Par des mémoires en défense enregistrés les 25 juillet et 26 octobre 2016, le département de l'Isère, représenté par Me A..., demande à la cour :
1°) de rejeter la demande d'expertise ;
2°) à titre principal, de rejeter la requête et de confirmer le jugement attaqué en toutes ses dispositions ;
3°) à titre subsidiaire, de rejeter la demande d'annulation du contrat et la demande d'indemnisation ;
4°) à titre infiniment subsidiaire, si le contrat était annulé, de rejeter la demande indemnitaire ;
5°) à titre plus qu'infiniment subsidiaire, de limiter le montant de l'indemnité à verser à la société à la somme de 51 924,61 euros correspondant à un bénéfice net de 0,39 % ;
6°) de mettre à la charge de la société requérante la somme de 3 000 euros au titre de l'article L. 761-1 du code de justice administrative.

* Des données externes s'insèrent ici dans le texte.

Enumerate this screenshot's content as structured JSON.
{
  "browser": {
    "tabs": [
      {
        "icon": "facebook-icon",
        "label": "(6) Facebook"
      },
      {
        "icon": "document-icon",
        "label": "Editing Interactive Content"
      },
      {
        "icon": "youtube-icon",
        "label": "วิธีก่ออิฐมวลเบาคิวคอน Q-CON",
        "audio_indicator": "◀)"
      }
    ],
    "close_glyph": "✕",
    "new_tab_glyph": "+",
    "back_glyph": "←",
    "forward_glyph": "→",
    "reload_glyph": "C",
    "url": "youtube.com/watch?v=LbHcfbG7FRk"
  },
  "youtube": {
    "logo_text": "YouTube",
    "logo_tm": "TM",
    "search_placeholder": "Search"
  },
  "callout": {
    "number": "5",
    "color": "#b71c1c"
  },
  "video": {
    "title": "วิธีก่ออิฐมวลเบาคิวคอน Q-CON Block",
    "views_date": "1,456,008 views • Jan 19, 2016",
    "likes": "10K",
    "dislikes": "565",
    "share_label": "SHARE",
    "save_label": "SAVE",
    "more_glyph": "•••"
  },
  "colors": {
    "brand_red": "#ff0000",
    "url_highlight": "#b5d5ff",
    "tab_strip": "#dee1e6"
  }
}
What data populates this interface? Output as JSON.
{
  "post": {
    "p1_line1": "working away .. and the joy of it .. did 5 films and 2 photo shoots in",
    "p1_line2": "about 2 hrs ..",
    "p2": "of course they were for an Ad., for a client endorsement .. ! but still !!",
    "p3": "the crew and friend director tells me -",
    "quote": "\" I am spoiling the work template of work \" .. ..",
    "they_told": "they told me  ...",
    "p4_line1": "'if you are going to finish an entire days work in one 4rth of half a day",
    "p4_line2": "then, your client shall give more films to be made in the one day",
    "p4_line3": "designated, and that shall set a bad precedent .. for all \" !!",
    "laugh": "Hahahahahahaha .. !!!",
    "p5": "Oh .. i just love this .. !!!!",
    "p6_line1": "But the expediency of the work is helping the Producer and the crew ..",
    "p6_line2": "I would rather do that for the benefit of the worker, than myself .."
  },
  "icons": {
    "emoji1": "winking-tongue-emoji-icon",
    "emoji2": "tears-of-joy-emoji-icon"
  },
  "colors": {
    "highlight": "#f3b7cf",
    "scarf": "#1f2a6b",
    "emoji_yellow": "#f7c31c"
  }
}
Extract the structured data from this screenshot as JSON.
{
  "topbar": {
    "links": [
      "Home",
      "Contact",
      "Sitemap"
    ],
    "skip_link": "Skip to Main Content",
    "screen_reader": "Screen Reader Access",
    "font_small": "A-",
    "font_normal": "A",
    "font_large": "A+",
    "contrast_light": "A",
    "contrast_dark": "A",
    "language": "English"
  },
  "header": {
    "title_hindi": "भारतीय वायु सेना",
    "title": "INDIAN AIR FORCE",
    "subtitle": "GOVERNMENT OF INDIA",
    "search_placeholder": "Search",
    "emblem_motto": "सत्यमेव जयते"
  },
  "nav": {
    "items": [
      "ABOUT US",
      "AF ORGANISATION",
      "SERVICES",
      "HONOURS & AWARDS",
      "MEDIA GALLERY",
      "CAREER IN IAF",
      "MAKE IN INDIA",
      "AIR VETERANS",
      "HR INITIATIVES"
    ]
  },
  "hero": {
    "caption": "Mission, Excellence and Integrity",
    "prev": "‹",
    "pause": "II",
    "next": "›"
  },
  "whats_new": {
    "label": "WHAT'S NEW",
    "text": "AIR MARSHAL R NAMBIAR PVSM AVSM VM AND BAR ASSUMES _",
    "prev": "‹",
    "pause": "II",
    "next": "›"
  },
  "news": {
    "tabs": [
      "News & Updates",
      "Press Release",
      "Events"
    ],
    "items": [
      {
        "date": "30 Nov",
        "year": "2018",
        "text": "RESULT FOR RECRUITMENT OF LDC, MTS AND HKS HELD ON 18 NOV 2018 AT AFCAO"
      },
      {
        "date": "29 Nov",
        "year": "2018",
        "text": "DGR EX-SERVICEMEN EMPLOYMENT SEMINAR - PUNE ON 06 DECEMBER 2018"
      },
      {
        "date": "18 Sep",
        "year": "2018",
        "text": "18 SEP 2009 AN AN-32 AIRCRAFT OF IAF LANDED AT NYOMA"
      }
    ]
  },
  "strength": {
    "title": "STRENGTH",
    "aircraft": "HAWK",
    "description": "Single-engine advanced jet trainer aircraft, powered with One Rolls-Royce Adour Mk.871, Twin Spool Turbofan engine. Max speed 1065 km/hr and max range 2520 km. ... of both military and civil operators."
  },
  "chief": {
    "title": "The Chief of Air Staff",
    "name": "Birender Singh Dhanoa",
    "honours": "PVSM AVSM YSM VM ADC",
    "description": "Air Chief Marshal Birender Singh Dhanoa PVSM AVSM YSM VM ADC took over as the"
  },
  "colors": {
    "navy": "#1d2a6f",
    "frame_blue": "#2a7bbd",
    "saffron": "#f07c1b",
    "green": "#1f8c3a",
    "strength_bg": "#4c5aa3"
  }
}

Le département de l'Isère fait valoir que :
- le jugement n'est pas irrégulier ;
- les documents communicables l'ont été ; pour le reste, il n'appartient pas au juge du contrat de délivrer des injonctions de communication ;
- aucun élément du dossier ne permet de soutenir utilement que les méthodes de notation des critères et sous-critères ont été arrêtées après la date limite de remise des offres ;
- c'est à la société de démontrer que la procédure est irrégulière ;
- la méthode ou les barèmes de notation sont neutres et sans incidence sur la construction des offres, raisons pour lesquelles ils n'ont pas à être communiqués aux candidats et ne sont pas contrôlés par le juge administratif ;
- l'analyse du tribunal administratif devra être confirmée : pour l'appréciation du sous-critère portant sur la localisation des bases de vie et des accès au chantier, l'offre de la société ne pouvait se voir attribuer une note supérieure à celle qu'elle a obtenue ; pour les superstructures et équipements, la société reconnaît qu'elle a présenté une offre peu détaillée sur certains points ; en tout état de cause, il n'est pas démontré que la commission d'appel d'offres a fait une analyse erronée ; sur le planning, l'offre n'était pas conforme aux règles techniques applicables à ce type d'opération ; pour la pertinence de l'organisation de l'approvisionnement et des matériaux, la requérante ne pouvait obtenir une meilleure note ;
- le fait de proposer une longueur de voussoirs différente de celle figurant dans l'un des plans du DCE n'est pas de nature à porter atteinte au parti architectural général ; le seul élément présenté comme intangible dans le DCE était la position de la tête de paroi clouée présente à l'aval ; la procédure appliquée n'était en rien irrégulière ;
- la demande d'appel opérée par simple renvoi aux moyens déjà soulevés devant les premiers juges est irrecevable ;
- la demande de première instance est infondée : la procédure suivie a été régulière, aucun des vices susceptibles d'être retenus ne pourrait justifier l'annulation du contrat ;
- aucune indemnisation ne pourrait donc être accordée à la société requérante ; celle-ci ne démontre pas qu'elle aurait pu obtenir la note maximale de manière systématique ;
- une mesure d'expertise avant-dire droit est inutile ;
- les postes de la demande de réparation sont erronés et aucune justification n'était apportée quant aux préjudices dont il était demandé réparation, qu'il s'agisse de la non-couverture des frais généraux (1 759 924 euros HT), du bénéfice net (3 %), des frais d'établissement de l'offre ; si la cour devait considérer que la société avait une chance sérieuse d'emporter le marché, l'indemnisation devrait être limitée à la somme de 51 924,61 euros, correspondant à un bénéfice net de 0,39 %.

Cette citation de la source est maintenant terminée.